False Security. This sort of thing, or something very like it, has been done often enough before, from H. G. Wells' time machines to Stanley Kubrick's space odyssey. Moreover, Frayn's first sentence--"Once upon a time there will be a little girl called Uncumber"--gets the whole thing off to a bad start. Sure enough, Uncumber has a mother called Frideswide and a father called Aelfric. The coyly chosen names and the uneasy use of the future tense suggest a particularly tiresome and traditionally British kind of whimsy.
But Frayn employs the whimsy with considerable cunning, soothing the reader into a false sense of security. Creating a kind of Alice in Wonderland in reverse, he shows a powerful and peculiar imagination. Like Alice, Uncumber leaves her safe, dull, comfortable home. But where Alice retreats down a tunnel from a world of horsehair sofas and bullying grownups, Uncumber escapes onto the surface of the earth itself. Like Alice, she is both alarmed and enraptured by what she finds. Her first stunted blade of grass delights her. She sits entranced for hours, watching oily, scum-covered waves lapping at a blackened shore. The whole world--a hideous desert of slag heaps, ashpits, garbage, swamping flies and choking, poisonous vapors--holds for her an absorbing and mysterious fascination. Even the contaminated sea is infinitely more exciting, and more satisfying, than the blue waters, golden sands and fake sea spray of her synthetic seaside at home. Her first sexual contacts and her first experience of human brutality have a weird and frightening intensity.

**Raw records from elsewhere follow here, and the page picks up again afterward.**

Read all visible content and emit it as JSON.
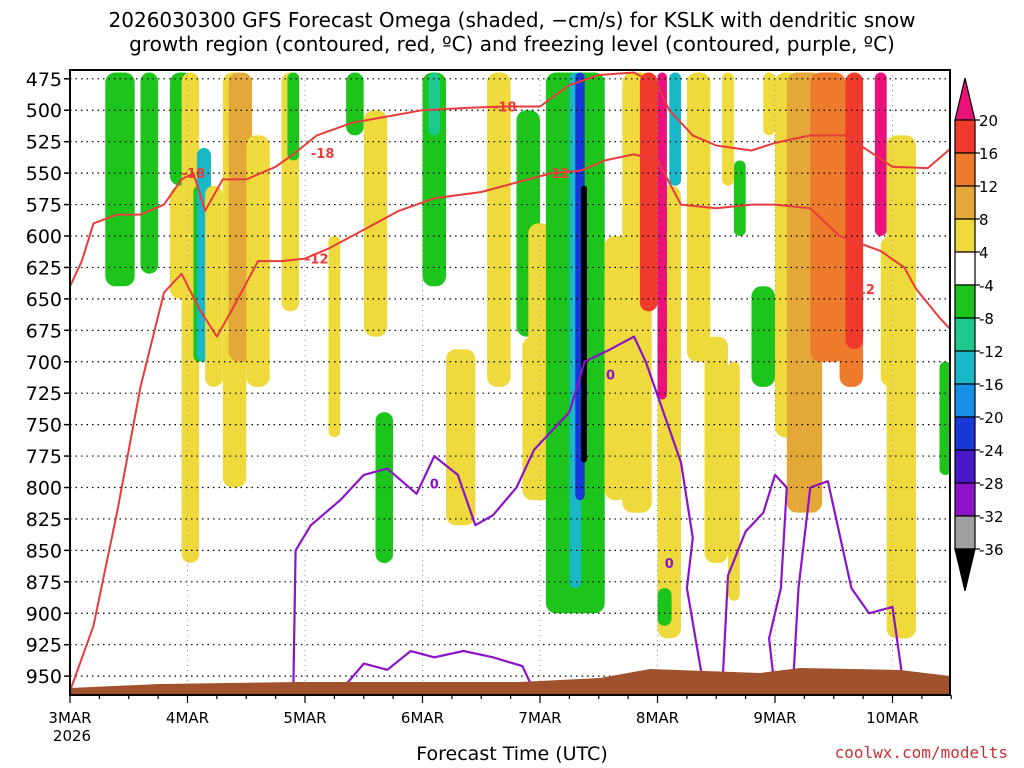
{
  "title_lines": [
    "2026030300 GFS Forecast Omega (shaded, −cm/s) for KSLK with dendritic snow",
    "growth region (contoured, red, ºC) and freezing level (contoured, purple, ºC)"
  ],
  "credit": "coolwx.com/modelts",
  "chart_data": {
    "type": "heatmap",
    "xlabel": "Forecast Time (UTC)",
    "x_ticks": [
      "3MAR",
      "4MAR",
      "5MAR",
      "6MAR",
      "7MAR",
      "8MAR",
      "9MAR",
      "10MAR"
    ],
    "x_tick_sub": "2026",
    "x_range_days": [
      0,
      7.5
    ],
    "y_ticks": [
      475,
      500,
      525,
      550,
      575,
      600,
      625,
      650,
      675,
      700,
      725,
      750,
      775,
      800,
      825,
      850,
      875,
      900,
      925,
      950
    ],
    "y_range_hpa": [
      468,
      965
    ],
    "grid": true,
    "colorbar": {
      "labels": [
        "20",
        "16",
        "12",
        "8",
        "4",
        "-4",
        "-8",
        "-12",
        "-16",
        "-20",
        "-24",
        "-28",
        "-32",
        "-36"
      ],
      "colors": [
        "#e8127a",
        "#f03a2c",
        "#ee7b2c",
        "#e4a838",
        "#e8c43c",
        "#eeda3c",
        "#ffffff",
        "#1cc41c",
        "#1cc88c",
        "#18b8c8",
        "#1890e8",
        "#1838d8",
        "#4818c8",
        "#8c14c8",
        "#a0a0a0",
        "#000000"
      ]
    },
    "series": [
      {
        "kind": "contour",
        "color": "#e83c3c",
        "labels": [
          "-18",
          "-18",
          "-18",
          "-12",
          "-12",
          "-12"
        ]
      },
      {
        "kind": "contour",
        "color": "#8c14c8",
        "labels": [
          "0",
          "0",
          "0",
          "0",
          "0",
          "0",
          "0",
          "0",
          "0"
        ]
      }
    ],
    "shaded_regions": [
      {
        "x": [
          0.3,
          0.55
        ],
        "p": [
          470,
          640
        ],
        "value": -8
      },
      {
        "x": [
          0.6,
          0.75
        ],
        "p": [
          470,
          630
        ],
        "value": -8
      },
      {
        "x": [
          0.85,
          1.05
        ],
        "p": [
          470,
          560
        ],
        "value": -8
      },
      {
        "x": [
          0.85,
          1.15
        ],
        "p": [
          560,
          650
        ],
        "value": -4
      },
      {
        "x": [
          0.95,
          1.1
        ],
        "p": [
          470,
          860
        ],
        "value": -4
      },
      {
        "x": [
          1.05,
          1.15
        ],
        "p": [
          560,
          700
        ],
        "value": -8
      },
      {
        "x": [
          1.08,
          1.2
        ],
        "p": [
          530,
          700
        ],
        "value": -16
      },
      {
        "x": [
          1.15,
          1.3
        ],
        "p": [
          560,
          720
        ],
        "value": 4
      },
      {
        "x": [
          1.3,
          1.5
        ],
        "p": [
          470,
          800
        ],
        "value": 4
      },
      {
        "x": [
          1.35,
          1.55
        ],
        "p": [
          470,
          700
        ],
        "value": 8
      },
      {
        "x": [
          1.5,
          1.7
        ],
        "p": [
          520,
          720
        ],
        "value": 4
      },
      {
        "x": [
          1.8,
          1.95
        ],
        "p": [
          470,
          660
        ],
        "value": -4
      },
      {
        "x": [
          1.85,
          1.95
        ],
        "p": [
          470,
          540
        ],
        "value": -8
      },
      {
        "x": [
          2.2,
          2.3
        ],
        "p": [
          600,
          760
        ],
        "value": 4
      },
      {
        "x": [
          2.35,
          2.5
        ],
        "p": [
          470,
          520
        ],
        "value": -8
      },
      {
        "x": [
          2.5,
          2.7
        ],
        "p": [
          500,
          680
        ],
        "value": 4
      },
      {
        "x": [
          2.6,
          2.75
        ],
        "p": [
          740,
          860
        ],
        "value": -8
      },
      {
        "x": [
          3.0,
          3.2
        ],
        "p": [
          470,
          640
        ],
        "value": -8
      },
      {
        "x": [
          3.05,
          3.15
        ],
        "p": [
          470,
          520
        ],
        "value": -12
      },
      {
        "x": [
          3.2,
          3.45
        ],
        "p": [
          690,
          830
        ],
        "value": 4
      },
      {
        "x": [
          3.55,
          3.75
        ],
        "p": [
          470,
          720
        ],
        "value": 4
      },
      {
        "x": [
          3.8,
          4.0
        ],
        "p": [
          500,
          680
        ],
        "value": -8
      },
      {
        "x": [
          3.85,
          4.1
        ],
        "p": [
          680,
          810
        ],
        "value": 4
      },
      {
        "x": [
          3.9,
          4.1
        ],
        "p": [
          590,
          700
        ],
        "value": 4
      },
      {
        "x": [
          4.1,
          4.2
        ],
        "p": [
          470,
          620
        ],
        "value": -4
      },
      {
        "x": [
          4.05,
          4.55
        ],
        "p": [
          470,
          900
        ],
        "value": -8
      },
      {
        "x": [
          4.25,
          4.35
        ],
        "p": [
          470,
          880
        ],
        "value": -16
      },
      {
        "x": [
          4.3,
          4.38
        ],
        "p": [
          470,
          810
        ],
        "value": -24
      },
      {
        "x": [
          4.35,
          4.4
        ],
        "p": [
          560,
          780
        ],
        "value": -36
      },
      {
        "x": [
          4.55,
          4.75
        ],
        "p": [
          600,
          810
        ],
        "value": 4
      },
      {
        "x": [
          4.7,
          4.95
        ],
        "p": [
          470,
          820
        ],
        "value": 4
      },
      {
        "x": [
          4.85,
          5.0
        ],
        "p": [
          470,
          660
        ],
        "value": 16
      },
      {
        "x": [
          5.0,
          5.2
        ],
        "p": [
          560,
          920
        ],
        "value": 4
      },
      {
        "x": [
          5.0,
          5.08
        ],
        "p": [
          470,
          730
        ],
        "value": 20
      },
      {
        "x": [
          5.0,
          5.12
        ],
        "p": [
          880,
          910
        ],
        "value": -8
      },
      {
        "x": [
          5.1,
          5.2
        ],
        "p": [
          470,
          560
        ],
        "value": -16
      },
      {
        "x": [
          5.25,
          5.45
        ],
        "p": [
          470,
          700
        ],
        "value": 4
      },
      {
        "x": [
          5.4,
          5.6
        ],
        "p": [
          680,
          860
        ],
        "value": 4
      },
      {
        "x": [
          5.55,
          5.65
        ],
        "p": [
          470,
          560
        ],
        "value": 4
      },
      {
        "x": [
          5.6,
          5.7
        ],
        "p": [
          700,
          890
        ],
        "value": 4
      },
      {
        "x": [
          5.65,
          5.75
        ],
        "p": [
          540,
          600
        ],
        "value": -8
      },
      {
        "x": [
          5.8,
          6.0
        ],
        "p": [
          640,
          720
        ],
        "value": -8
      },
      {
        "x": [
          5.9,
          6.0
        ],
        "p": [
          470,
          520
        ],
        "value": 4
      },
      {
        "x": [
          6.0,
          6.2
        ],
        "p": [
          470,
          760
        ],
        "value": 4
      },
      {
        "x": [
          6.1,
          6.4
        ],
        "p": [
          470,
          820
        ],
        "value": 8
      },
      {
        "x": [
          6.3,
          6.6
        ],
        "p": [
          470,
          700
        ],
        "value": 12
      },
      {
        "x": [
          6.55,
          6.75
        ],
        "p": [
          540,
          720
        ],
        "value": 12
      },
      {
        "x": [
          6.6,
          6.75
        ],
        "p": [
          470,
          690
        ],
        "value": 16
      },
      {
        "x": [
          6.85,
          6.95
        ],
        "p": [
          470,
          600
        ],
        "value": 20
      },
      {
        "x": [
          6.9,
          7.1
        ],
        "p": [
          600,
          720
        ],
        "value": 4
      },
      {
        "x": [
          6.95,
          7.2
        ],
        "p": [
          520,
          920
        ],
        "value": 4
      },
      {
        "x": [
          7.0,
          7.1
        ],
        "p": [
          620,
          650
        ],
        "value": 4
      },
      {
        "x": [
          7.4,
          7.5
        ],
        "p": [
          700,
          790
        ],
        "value": -8
      }
    ]
  }
}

Enigmatic Fable. Uncumber's return to the painless world from which she started has a curious effect on the reader. It is not simply that this luxurious futuristic paradise seems less real than the squalor and desolation on the earth's surface. It is rather that the reader has seen the squalor with fresh eyes. To Uncumber, a heap of maggots or an oily wave was new, astonishing, even romantic. In Frayn's crisp prose, these things seem strangely romantic to the reader, too. This enigmatic little fable confirms Michael Frayn's position as one of the few worthwhile novelists writing in Britain today.